WASHINGTON, DC—In a major step toward establishing a more “soothing and peaceful” U.S. economy by Fiscal Year 1998, Federal Reserve Board Chairman Alan Greenspan announced yesterday that he will make the prime lending rate undulate relaxingly, moving back and forth in a restful, wavelike motion.
Noting the severely jarring ups and downs that have characterized the nation’s economy over the last 18 months, Greenspan told a meeting of the House Ways and Means Committee:
“We will manipulate the money supply in such a way that Americans feel as though they are being pleasantly lofted on a gentle ocean wave, up and down, up and down, crest following trough and trough following crest, over and over and over, until they are floating rhythmically, happily, dreamily, on an undulating sea of economic prosperity.”

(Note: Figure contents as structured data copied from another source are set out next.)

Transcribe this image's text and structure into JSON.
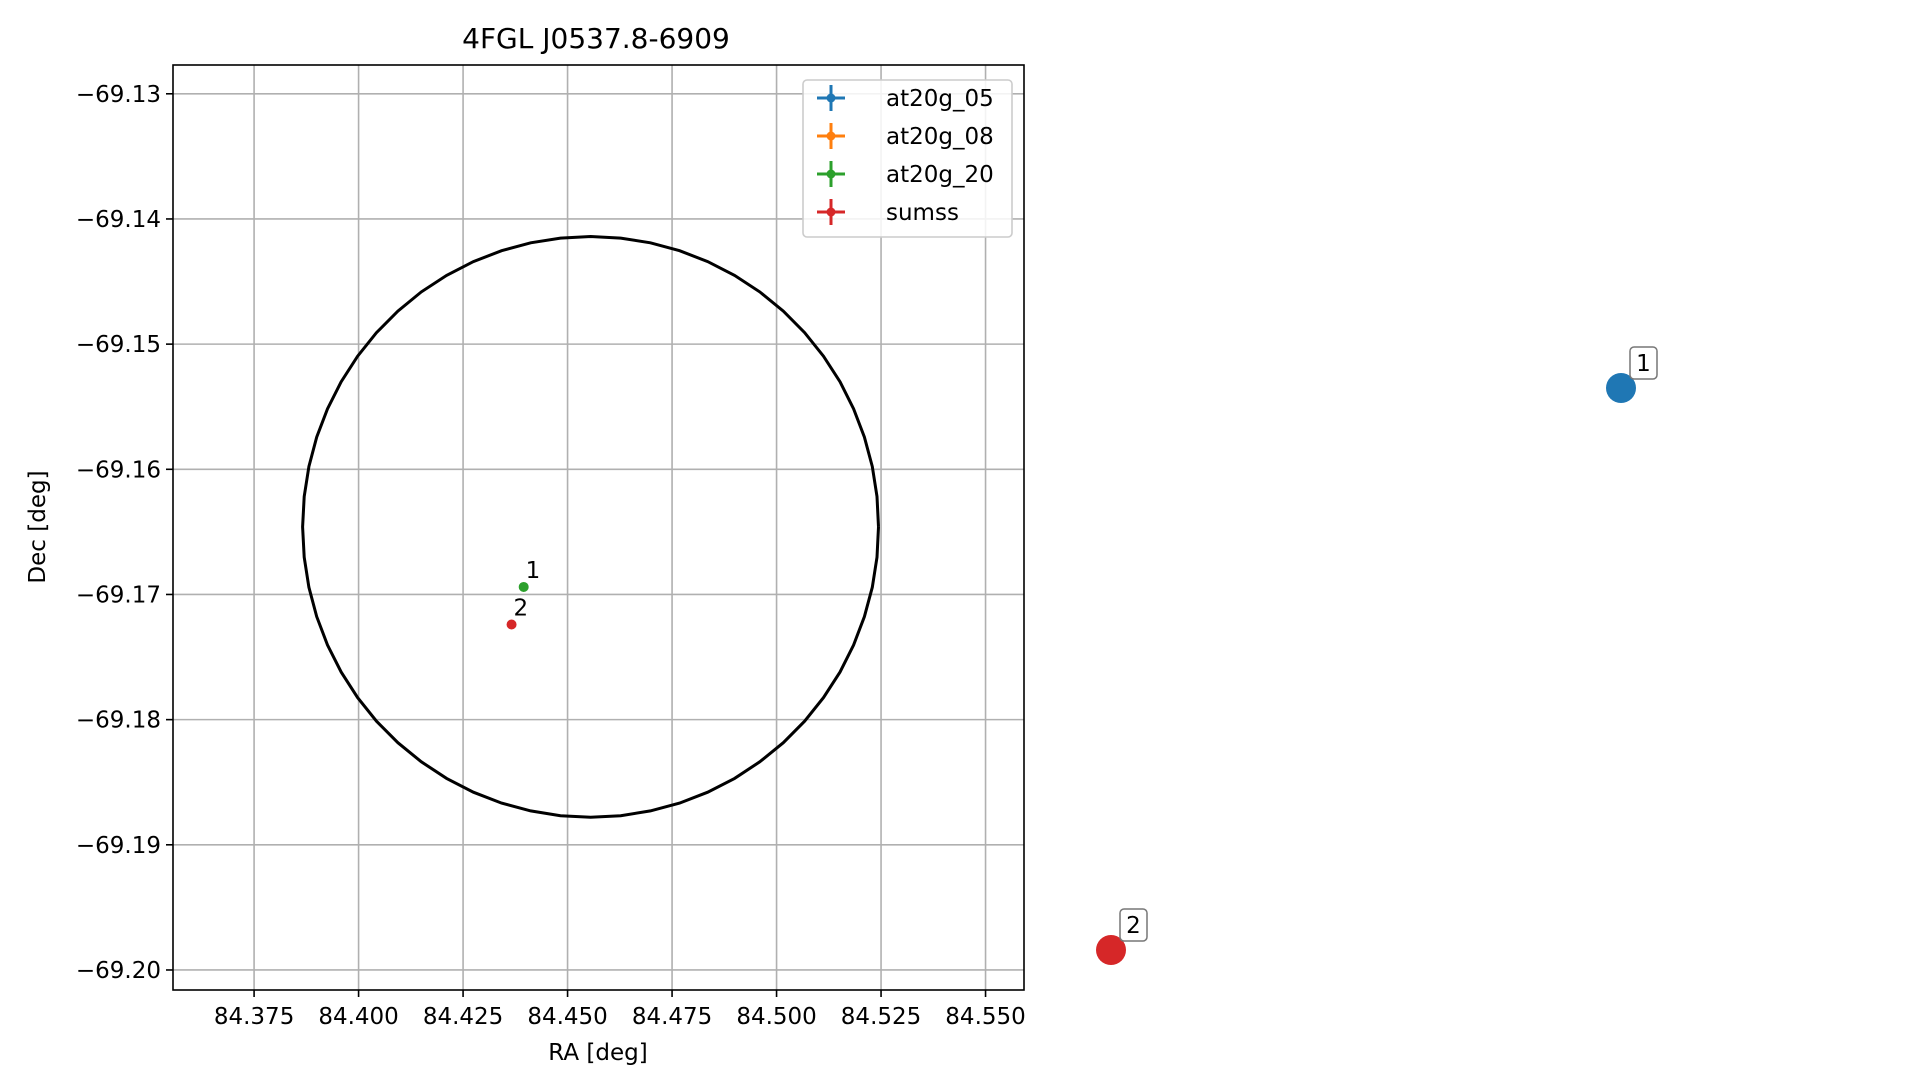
{
  "chart_data": {
    "type": "scatter",
    "title": "4FGL J0537.8-6909",
    "xlabel": "RA [deg]",
    "ylabel": "Dec [deg]",
    "xlim": [
      84.3556,
      84.5592
    ],
    "ylim": [
      -69.2016,
      -69.1277
    ],
    "grid": true,
    "legend_position": "upper right",
    "x_ticks": [
      84.375,
      84.4,
      84.425,
      84.45,
      84.475,
      84.5,
      84.525,
      84.55
    ],
    "x_tick_labels": [
      "84.375",
      "84.400",
      "84.425",
      "84.450",
      "84.475",
      "84.500",
      "84.525",
      "84.550"
    ],
    "y_ticks": [
      -69.13,
      -69.14,
      -69.15,
      -69.16,
      -69.17,
      -69.18,
      -69.19,
      -69.2
    ],
    "y_tick_labels": [
      "−69.13",
      "−69.14",
      "−69.15",
      "−69.16",
      "−69.17",
      "−69.18",
      "−69.19",
      "−69.20"
    ],
    "legend": [
      {
        "name": "at20g_05",
        "color": "#1f77b4"
      },
      {
        "name": "at20g_08",
        "color": "#ff7f0e"
      },
      {
        "name": "at20g_20",
        "color": "#2ca02c"
      },
      {
        "name": "sumss",
        "color": "#d62728"
      }
    ],
    "points": [
      {
        "label": "1",
        "ra": 84.4395,
        "dec": -69.1694,
        "color": "#2ca02c"
      },
      {
        "label": "2",
        "ra": 84.4366,
        "dec": -69.1724,
        "color": "#d62728"
      }
    ],
    "ellipse": {
      "center_ra": 84.4555,
      "center_dec": -69.1646,
      "semi_ra": 0.0689,
      "semi_dec": 0.0232,
      "color": "#000000"
    },
    "outside_markers": [
      {
        "label": "1",
        "color": "#1f77b4"
      },
      {
        "label": "2",
        "color": "#d62728"
      }
    ]
  }
}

Said noted Harvard University economist Laurence Stockbridge: “Ahhhhhh.”
If successful, Greenspan’s fiscal policy should greatly increase the soothing, stress-reductive and pleasantly rocking qualities of our nation’s economic graphs, and also significantly reduce sensations of grating, annoying or shrill alarmism on the part of economists themselves, long considered to be one of America’s leading causes of hypertension and migraine headache pain.
Greenspan’s announcement was greeted by bipartisan enthusiasm.

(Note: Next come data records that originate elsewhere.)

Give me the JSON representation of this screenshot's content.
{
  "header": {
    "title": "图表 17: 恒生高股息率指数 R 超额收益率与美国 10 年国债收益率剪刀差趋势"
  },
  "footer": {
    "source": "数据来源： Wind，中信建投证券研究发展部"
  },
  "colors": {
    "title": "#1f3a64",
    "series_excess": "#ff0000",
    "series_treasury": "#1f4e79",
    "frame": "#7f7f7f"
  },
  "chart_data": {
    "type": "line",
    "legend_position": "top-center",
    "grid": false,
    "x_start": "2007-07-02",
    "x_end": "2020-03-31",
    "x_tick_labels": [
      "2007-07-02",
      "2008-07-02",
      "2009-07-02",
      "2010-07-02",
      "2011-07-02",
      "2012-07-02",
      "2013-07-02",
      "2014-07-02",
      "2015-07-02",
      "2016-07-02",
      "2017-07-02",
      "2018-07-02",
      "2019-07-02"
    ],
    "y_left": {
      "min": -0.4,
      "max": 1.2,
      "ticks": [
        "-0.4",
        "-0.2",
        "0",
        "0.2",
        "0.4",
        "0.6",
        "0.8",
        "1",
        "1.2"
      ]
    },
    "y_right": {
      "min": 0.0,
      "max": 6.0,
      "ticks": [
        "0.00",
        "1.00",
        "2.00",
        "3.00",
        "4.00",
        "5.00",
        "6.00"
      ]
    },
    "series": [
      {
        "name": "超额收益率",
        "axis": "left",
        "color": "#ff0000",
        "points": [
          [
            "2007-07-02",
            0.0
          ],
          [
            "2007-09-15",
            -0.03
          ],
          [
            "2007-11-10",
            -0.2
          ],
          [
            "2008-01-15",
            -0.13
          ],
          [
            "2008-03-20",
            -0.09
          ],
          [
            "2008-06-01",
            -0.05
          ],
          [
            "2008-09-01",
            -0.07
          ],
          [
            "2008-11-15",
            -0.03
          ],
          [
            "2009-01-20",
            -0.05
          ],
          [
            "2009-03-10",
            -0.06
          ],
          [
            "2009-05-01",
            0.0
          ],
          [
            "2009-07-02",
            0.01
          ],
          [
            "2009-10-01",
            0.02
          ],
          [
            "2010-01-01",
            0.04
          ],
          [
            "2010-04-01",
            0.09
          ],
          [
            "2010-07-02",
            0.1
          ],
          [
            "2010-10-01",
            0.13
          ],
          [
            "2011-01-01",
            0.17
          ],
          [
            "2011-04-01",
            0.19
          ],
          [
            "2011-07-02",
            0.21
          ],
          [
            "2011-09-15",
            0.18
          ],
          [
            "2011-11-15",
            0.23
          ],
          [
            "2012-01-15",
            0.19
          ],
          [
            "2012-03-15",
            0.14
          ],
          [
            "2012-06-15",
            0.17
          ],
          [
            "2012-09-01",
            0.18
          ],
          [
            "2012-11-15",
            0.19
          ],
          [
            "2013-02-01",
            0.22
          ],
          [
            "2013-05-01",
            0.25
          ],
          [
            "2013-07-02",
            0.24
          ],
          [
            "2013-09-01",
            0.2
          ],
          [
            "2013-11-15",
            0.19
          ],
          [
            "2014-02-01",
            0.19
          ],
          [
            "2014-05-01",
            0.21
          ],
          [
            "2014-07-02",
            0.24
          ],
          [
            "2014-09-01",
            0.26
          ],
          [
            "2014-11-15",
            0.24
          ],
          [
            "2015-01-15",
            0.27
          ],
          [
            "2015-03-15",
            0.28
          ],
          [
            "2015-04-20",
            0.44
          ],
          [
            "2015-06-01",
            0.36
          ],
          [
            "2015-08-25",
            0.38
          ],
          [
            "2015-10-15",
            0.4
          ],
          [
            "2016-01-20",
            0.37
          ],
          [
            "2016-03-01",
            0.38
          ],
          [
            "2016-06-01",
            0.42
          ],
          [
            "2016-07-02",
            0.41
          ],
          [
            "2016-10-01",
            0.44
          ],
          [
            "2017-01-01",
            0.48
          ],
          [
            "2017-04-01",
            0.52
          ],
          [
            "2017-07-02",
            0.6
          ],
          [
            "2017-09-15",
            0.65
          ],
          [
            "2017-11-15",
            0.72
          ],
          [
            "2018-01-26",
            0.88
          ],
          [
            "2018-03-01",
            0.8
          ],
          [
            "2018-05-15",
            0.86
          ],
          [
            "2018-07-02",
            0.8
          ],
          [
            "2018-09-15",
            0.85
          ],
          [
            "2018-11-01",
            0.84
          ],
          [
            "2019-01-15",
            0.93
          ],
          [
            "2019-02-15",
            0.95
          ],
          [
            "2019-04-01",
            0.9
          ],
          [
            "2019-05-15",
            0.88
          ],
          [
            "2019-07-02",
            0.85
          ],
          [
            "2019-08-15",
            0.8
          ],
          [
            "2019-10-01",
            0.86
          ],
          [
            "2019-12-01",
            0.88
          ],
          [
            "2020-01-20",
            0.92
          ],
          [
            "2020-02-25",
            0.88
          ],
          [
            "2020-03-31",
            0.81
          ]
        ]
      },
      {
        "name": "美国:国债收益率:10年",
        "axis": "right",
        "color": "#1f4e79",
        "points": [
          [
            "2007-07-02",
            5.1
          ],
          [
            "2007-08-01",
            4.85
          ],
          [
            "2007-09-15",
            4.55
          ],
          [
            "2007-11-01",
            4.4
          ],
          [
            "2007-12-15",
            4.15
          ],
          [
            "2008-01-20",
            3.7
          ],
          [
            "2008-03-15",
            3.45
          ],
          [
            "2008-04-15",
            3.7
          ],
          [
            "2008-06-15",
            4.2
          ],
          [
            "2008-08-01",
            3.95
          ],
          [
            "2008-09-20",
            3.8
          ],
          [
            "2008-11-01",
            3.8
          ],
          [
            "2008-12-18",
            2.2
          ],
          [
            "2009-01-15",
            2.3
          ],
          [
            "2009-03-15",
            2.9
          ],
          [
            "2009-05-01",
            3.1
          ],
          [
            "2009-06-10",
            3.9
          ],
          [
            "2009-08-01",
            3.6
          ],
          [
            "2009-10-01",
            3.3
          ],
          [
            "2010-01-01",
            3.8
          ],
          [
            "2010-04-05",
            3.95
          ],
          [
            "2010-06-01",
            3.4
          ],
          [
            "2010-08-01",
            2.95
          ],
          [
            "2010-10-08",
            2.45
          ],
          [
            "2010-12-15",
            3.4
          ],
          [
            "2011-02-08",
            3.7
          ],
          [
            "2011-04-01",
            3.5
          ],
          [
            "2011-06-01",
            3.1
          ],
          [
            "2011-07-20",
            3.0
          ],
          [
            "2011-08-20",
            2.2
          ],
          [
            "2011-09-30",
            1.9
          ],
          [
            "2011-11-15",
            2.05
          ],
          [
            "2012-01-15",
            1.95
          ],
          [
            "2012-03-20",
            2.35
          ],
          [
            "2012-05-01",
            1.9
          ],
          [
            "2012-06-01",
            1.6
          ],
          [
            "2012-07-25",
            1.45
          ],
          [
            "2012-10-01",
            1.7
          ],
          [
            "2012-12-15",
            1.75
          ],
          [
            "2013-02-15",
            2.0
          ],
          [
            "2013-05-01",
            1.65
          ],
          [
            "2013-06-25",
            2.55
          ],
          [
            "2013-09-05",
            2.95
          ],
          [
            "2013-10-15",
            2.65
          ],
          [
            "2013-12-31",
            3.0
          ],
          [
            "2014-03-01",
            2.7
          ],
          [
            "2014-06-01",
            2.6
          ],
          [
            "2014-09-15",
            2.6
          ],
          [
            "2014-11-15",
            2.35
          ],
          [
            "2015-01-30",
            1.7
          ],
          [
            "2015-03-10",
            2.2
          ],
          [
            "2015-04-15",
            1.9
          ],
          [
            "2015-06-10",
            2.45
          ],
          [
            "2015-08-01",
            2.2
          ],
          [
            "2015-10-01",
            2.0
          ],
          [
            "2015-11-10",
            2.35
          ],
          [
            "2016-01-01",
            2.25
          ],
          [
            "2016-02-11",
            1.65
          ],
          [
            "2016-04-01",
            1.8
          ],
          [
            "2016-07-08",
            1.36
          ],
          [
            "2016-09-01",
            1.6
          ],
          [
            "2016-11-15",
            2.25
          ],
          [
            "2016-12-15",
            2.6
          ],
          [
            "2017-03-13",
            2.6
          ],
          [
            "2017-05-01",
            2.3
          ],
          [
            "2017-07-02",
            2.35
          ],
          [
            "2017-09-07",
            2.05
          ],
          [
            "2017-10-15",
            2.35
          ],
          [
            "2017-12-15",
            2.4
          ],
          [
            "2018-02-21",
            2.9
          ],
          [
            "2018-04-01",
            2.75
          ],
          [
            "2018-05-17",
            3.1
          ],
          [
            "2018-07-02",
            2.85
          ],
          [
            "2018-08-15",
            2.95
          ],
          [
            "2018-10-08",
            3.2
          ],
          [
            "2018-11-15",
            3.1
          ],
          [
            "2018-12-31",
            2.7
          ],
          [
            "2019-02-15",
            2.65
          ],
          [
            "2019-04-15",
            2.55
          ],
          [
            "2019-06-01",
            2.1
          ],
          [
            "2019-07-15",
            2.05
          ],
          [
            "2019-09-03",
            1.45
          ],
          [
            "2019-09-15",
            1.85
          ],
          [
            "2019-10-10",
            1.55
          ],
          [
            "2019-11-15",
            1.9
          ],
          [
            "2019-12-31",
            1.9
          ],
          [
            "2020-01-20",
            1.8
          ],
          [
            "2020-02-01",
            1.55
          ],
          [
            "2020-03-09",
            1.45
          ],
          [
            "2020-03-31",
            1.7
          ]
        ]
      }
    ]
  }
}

“In the past four years, I believe the U.S. has made strong economic progress,” President Clinton said. “I do admit, however, that much of this progress has been attained in a somewhat rough, herky-jerky fashion. Mr. Greenspan’s plan should help make the U.S. economy once again the world’s most restful.”

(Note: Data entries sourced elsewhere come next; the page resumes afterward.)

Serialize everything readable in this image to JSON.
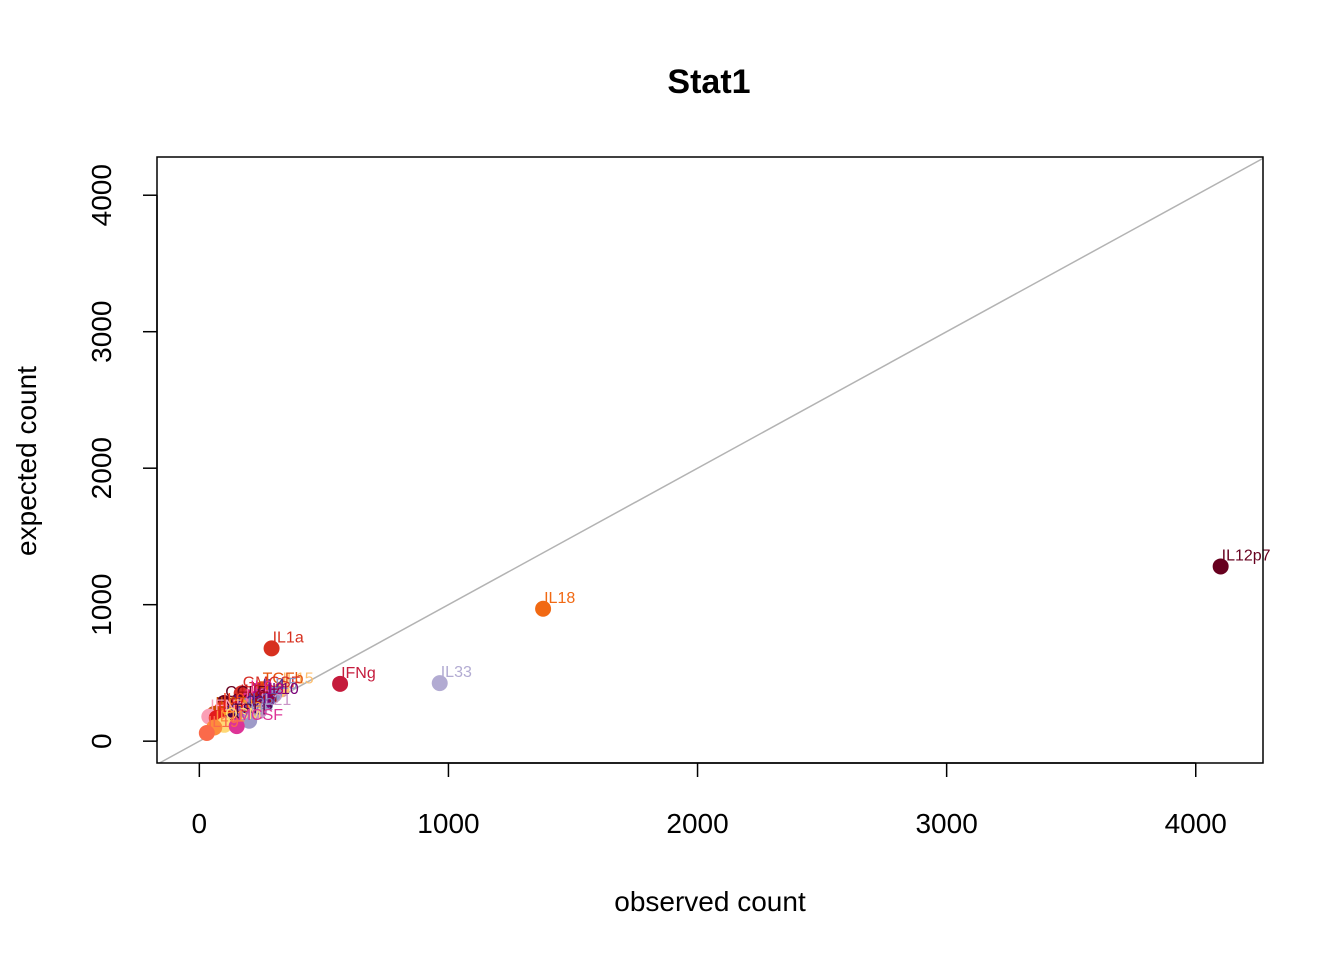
{
  "chart_data": {
    "type": "scatter",
    "title": "Stat1",
    "xlabel": "observed count",
    "ylabel": "expected count",
    "xlim": [
      -170,
      4270
    ],
    "ylim": [
      -160,
      4280
    ],
    "x_ticks": [
      0,
      1000,
      2000,
      3000,
      4000
    ],
    "y_ticks": [
      0,
      1000,
      2000,
      3000,
      4000
    ],
    "grid": false,
    "reference_line": {
      "type": "identity",
      "color": "#b3b3b3"
    },
    "points": [
      {
        "label": "IL12p7",
        "x": 4100,
        "y": 1280,
        "color": "#67001f"
      },
      {
        "label": "IL18",
        "x": 1380,
        "y": 970,
        "color": "#f16913"
      },
      {
        "label": "IL33",
        "x": 965,
        "y": 425,
        "color": "#b2abd2"
      },
      {
        "label": "IFNg",
        "x": 565,
        "y": 420,
        "color": "#c51b3c"
      },
      {
        "label": "IL1a",
        "x": 290,
        "y": 680,
        "color": "#d7301f"
      },
      {
        "label": "IL15",
        "x": 330,
        "y": 380,
        "color": "#fdbf6f"
      },
      {
        "label": "TGFb",
        "x": 250,
        "y": 380,
        "color": "#e6550d"
      },
      {
        "label": "GMCSF",
        "x": 170,
        "y": 350,
        "color": "#d73027"
      },
      {
        "label": "IL5",
        "x": 300,
        "y": 340,
        "color": "#8c96c6"
      },
      {
        "label": "IL4",
        "x": 250,
        "y": 330,
        "color": "#54278f"
      },
      {
        "label": "IL6",
        "x": 200,
        "y": 320,
        "color": "#e7298a"
      },
      {
        "label": "IL10",
        "x": 270,
        "y": 300,
        "color": "#7a0177"
      },
      {
        "label": "IL13",
        "x": 210,
        "y": 300,
        "color": "#ae017e"
      },
      {
        "label": "IL2",
        "x": 160,
        "y": 290,
        "color": "#cb181d"
      },
      {
        "label": "CCL5",
        "x": 100,
        "y": 280,
        "color": "#67001f"
      },
      {
        "label": "IL3",
        "x": 180,
        "y": 260,
        "color": "#f768a1"
      },
      {
        "label": "IL7",
        "x": 230,
        "y": 260,
        "color": "#980043"
      },
      {
        "label": "TNFa",
        "x": 150,
        "y": 240,
        "color": "#a50f15"
      },
      {
        "label": "IL17",
        "x": 190,
        "y": 230,
        "color": "#6a51a3"
      },
      {
        "label": "IL21",
        "x": 240,
        "y": 220,
        "color": "#c994c7"
      },
      {
        "label": "IL9",
        "x": 90,
        "y": 230,
        "color": "#fc4e2a"
      },
      {
        "label": "IL22",
        "x": 130,
        "y": 210,
        "color": "#4a1486"
      },
      {
        "label": "IL27",
        "x": 60,
        "y": 200,
        "color": "#cc4c02"
      },
      {
        "label": "IL23",
        "x": 170,
        "y": 190,
        "color": "#807dba"
      },
      {
        "label": "IFNa",
        "x": 110,
        "y": 180,
        "color": "#fe9929"
      },
      {
        "label": "IFNb",
        "x": 40,
        "y": 180,
        "color": "#fa9fb5"
      },
      {
        "label": "IL1b",
        "x": 70,
        "y": 170,
        "color": "#e31a1c"
      },
      {
        "label": "TSLP",
        "x": 130,
        "y": 150,
        "color": "#4d004b"
      },
      {
        "label": "LIF",
        "x": 200,
        "y": 150,
        "color": "#9e9ac8"
      },
      {
        "label": "OSM",
        "x": 100,
        "y": 120,
        "color": "#fed976"
      },
      {
        "label": "MCSF",
        "x": 150,
        "y": 110,
        "color": "#dd3497"
      },
      {
        "label": "IL11",
        "x": 60,
        "y": 100,
        "color": "#fd8d3c"
      },
      {
        "label": "IL19",
        "x": 30,
        "y": 60,
        "color": "#fb6a4a"
      }
    ]
  }
}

House Ways and Means Committee Chair Thomas Ronson (R-PA) also praised the new policy, saying it will “no doubt ’take the edge off,’ removing a lot of those jagged, pointy lines, the ones with all the sharp peaks and valleys, from our nation’s graphs.”
By and large, Wall Street analysts are expressing pleasant sensations of muscular relaxation at the Fed’s move, as well. Ted Danziger, Economic Policy Analyst for Merrill Lynch, said yesterday that the shift in policy is “already having a strong effect, especially down there in the lumbar region… Oooh, yeah, right there. Yessssss.”
Greenspan explained that his plan, which will involve a regular, waterbed-like vibration of currency issuance and lending rates, was inspired by Japanese economist Tokuba Mashimoto, who told him Japan’s success was “due to the incorporation of restful shiatsu techniques in national fiscal policy.”
Mashimoto also strongly advised Greenspan to take deep breaths and exhale slowly, and cited reclining in a prone position with gentle caressing from a loved one or professional prostitute as a “particularly effective economic policy.”